I grew up in the 1970s and early 80s and enjoyed an education free of a set curriculum, targets and the results-based environment schools face today. Most afternoons in primary school I was free to explore and play with the materials which the teacher had deemed suitable for the day/topic/budget/weather. Many happy hours were spent immersed in kite-making, rocket building, potion making – all without any interruptions from (well-meaning) adults, but with a teacher on hand to question and help with ideas.
It is such a joy to be able to provide our children with some of these very same opportunities and have the luxury of time. Given a fresh supply of craft materials and a wooden construction set, our 4 year old will literally play for hours making mechanisms, labeling them and then building an improved version. I regularly put new items on his desk such as items from the recycling bin, old newspapers, stationary from my desk and any other item I think will provide interest.
Experiments in the back garden have used powdered solids – one of the most interesting substances for older children to play with being cornflour. When powdered cornflour is mixed with water, it forms a liquid which pours, but quickly solidifies if any force is applied to it. Children can make solid forms by pressing, which then turn to liquid as soon as the force is released – great for a game of summer snowballs!
We also like to provide sand on a tray for mark-making and we can use with our older child to practise letter formation.
Whilst I know that many schools try to provide these same opportunities for their pupils, efforts are marred by the emphasis on written recording- and thus allowing a senior member of staff or an OFSTED( private provider of UK Schools) inspection inspector to ‘see’ the progress the children are making in the classroom. As a teacher who has a deep understanding of the necessary process of play and exploration, I found the teaching of many topics very frustrating and time-constrained. The only year group which is still relatively free to play is Reception Class ( Junior Kindergarten), but even they are constrained by testing and an over-emphasis on writing and formal mathematics.

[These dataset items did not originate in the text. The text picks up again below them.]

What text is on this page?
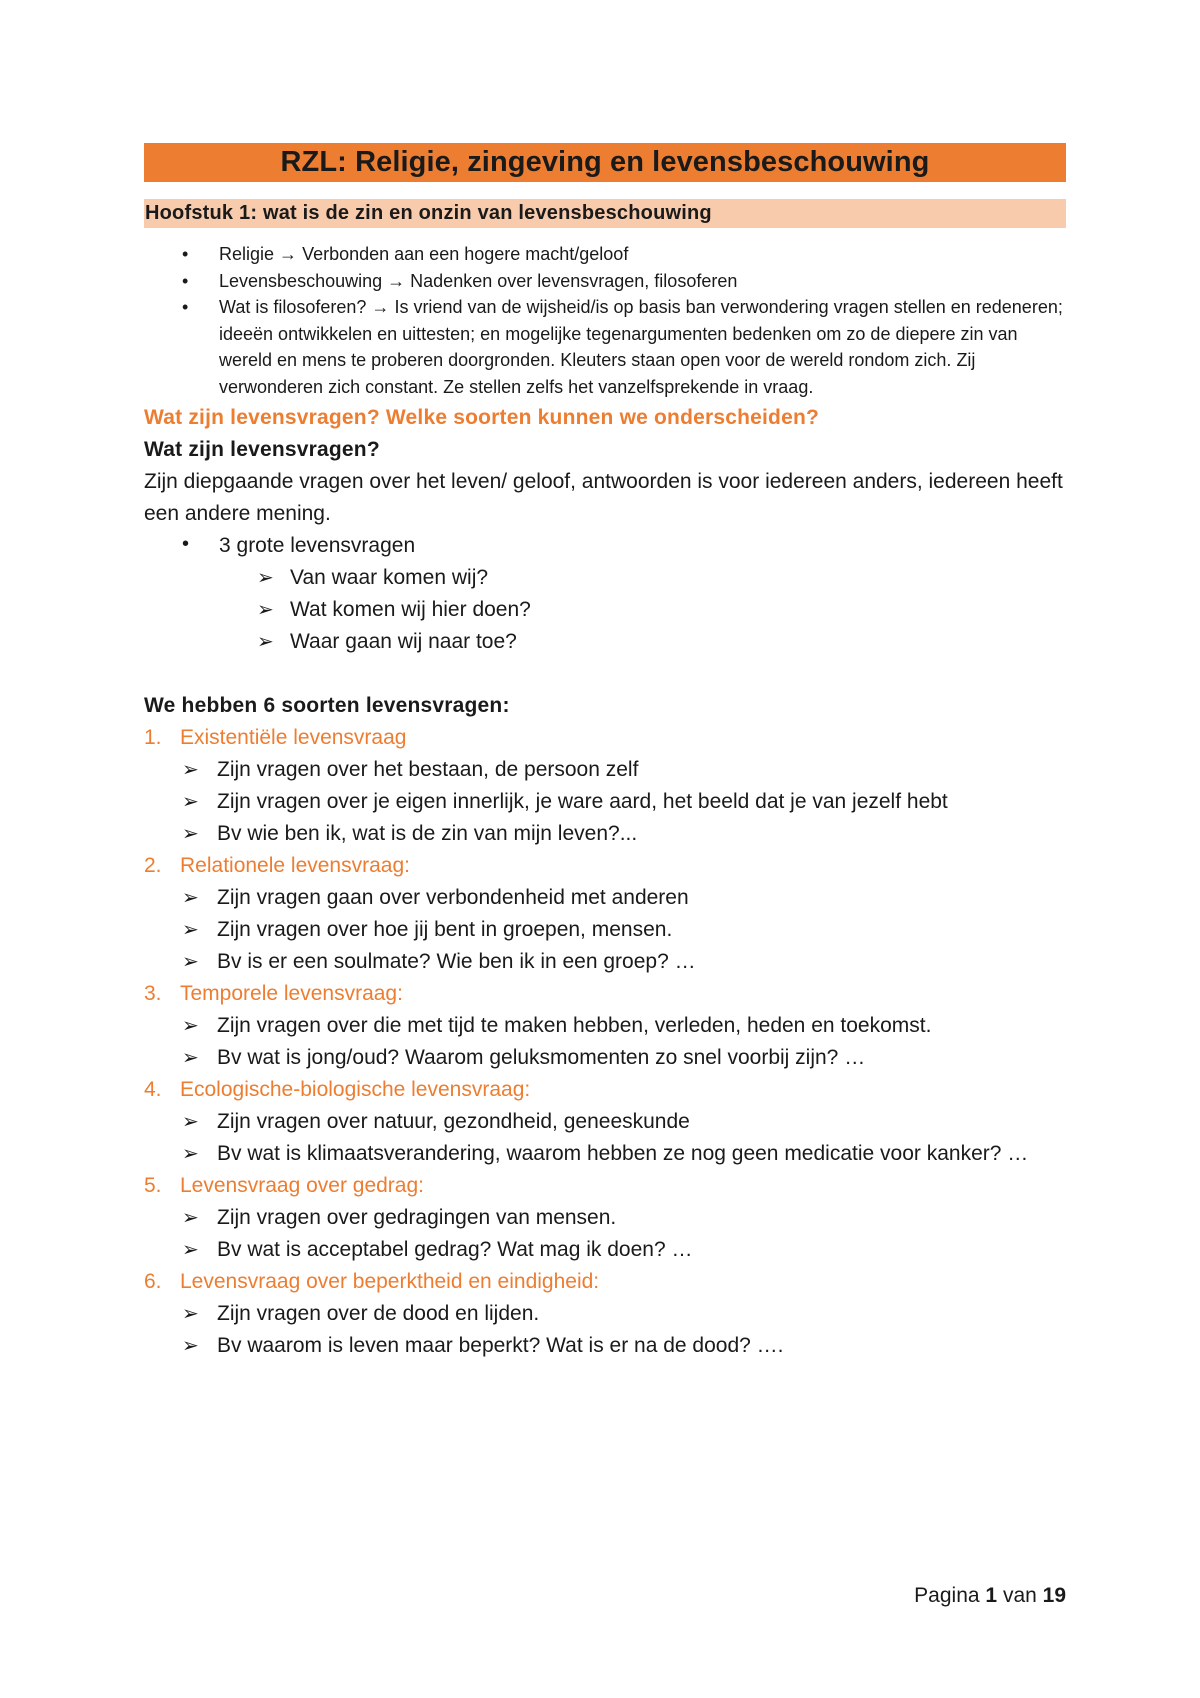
RZL: Religie, zingeving en levensbeschouwing
Hoofstuk 1: wat is de zin en onzin van levensbeschouwing
• Religie → Verbonden aan een hogere macht/geloof
• Levensbeschouwing → Nadenken over levensvragen, filosoferen
• Wat is filosoferen? → Is vriend van de wijsheid/is op basis ban verwondering vragen stellen en redeneren; ideeën ontwikkelen en uittesten; en mogelijke tegenargumenten bedenken om zo de diepere zin van wereld en mens te proberen doorgronden. Kleuters staan open voor de wereld rondom zich. Zij verwonderen zich constant. Ze stellen zelfs het vanzelfsprekende in vraag.
Wat zijn levensvragen? Welke soorten kunnen we onderscheiden?
Wat zijn levensvragen?
Zijn diepgaande vragen over het leven/ geloof, antwoorden is voor iedereen anders, iedereen heeft een andere mening.
• 3 grote levensvragen
➢ Van waar komen wij?
➢ Wat komen wij hier doen?
➢ Waar gaan wij naar toe?
We hebben 6 soorten levensvragen:
1. Existentiële levensvraag
➢ Zijn vragen over het bestaan, de persoon zelf
➢ Zijn vragen over je eigen innerlijk, je ware aard, het beeld dat je van jezelf hebt
➢ Bv wie ben ik, wat is de zin van mijn leven?...
2. Relationele levensvraag:
➢ Zijn vragen gaan over verbondenheid met anderen
➢ Zijn vragen over hoe jij bent in groepen, mensen.
➢ Bv is er een soulmate? Wie ben ik in een groep? …
3. Temporele levensvraag:
➢ Zijn vragen over die met tijd te maken hebben, verleden, heden en toekomst.
➢ Bv wat is jong/oud? Waarom geluksmomenten zo snel voorbij zijn? …
4. Ecologische-biologische levensvraag:
➢ Zijn vragen over natuur, gezondheid, geneeskunde
➢ Bv wat is klimaatsverandering, waarom hebben ze nog geen medicatie voor kanker? …
5. Levensvraag over gedrag:
➢ Zijn vragen over gedragingen van mensen.
➢ Bv wat is acceptabel gedrag? Wat mag ik doen? …
6. Levensvraag over beperktheid en eindigheid:
➢ Zijn vragen over de dood en lijden.
➢ Bv waarom is leven maar beperkt? Wat is er na de dood? ….
Pagina 1 van 19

Learning in the home can take place at the child’s pace, develop their interests and passions, and is only limited by the boundaries of meal times. The ‘gold standard’ in education is personalised learning– the ability to tailor each learning experience to every child, something which is extremely difficult in a school. Homeschoolers everywhere, whether it is a permanent lifestyle choice or a temporary necessity due to lockdown rules, should take heart- this is the best opportunity there is for our children to learn and enjoy their education in their own time.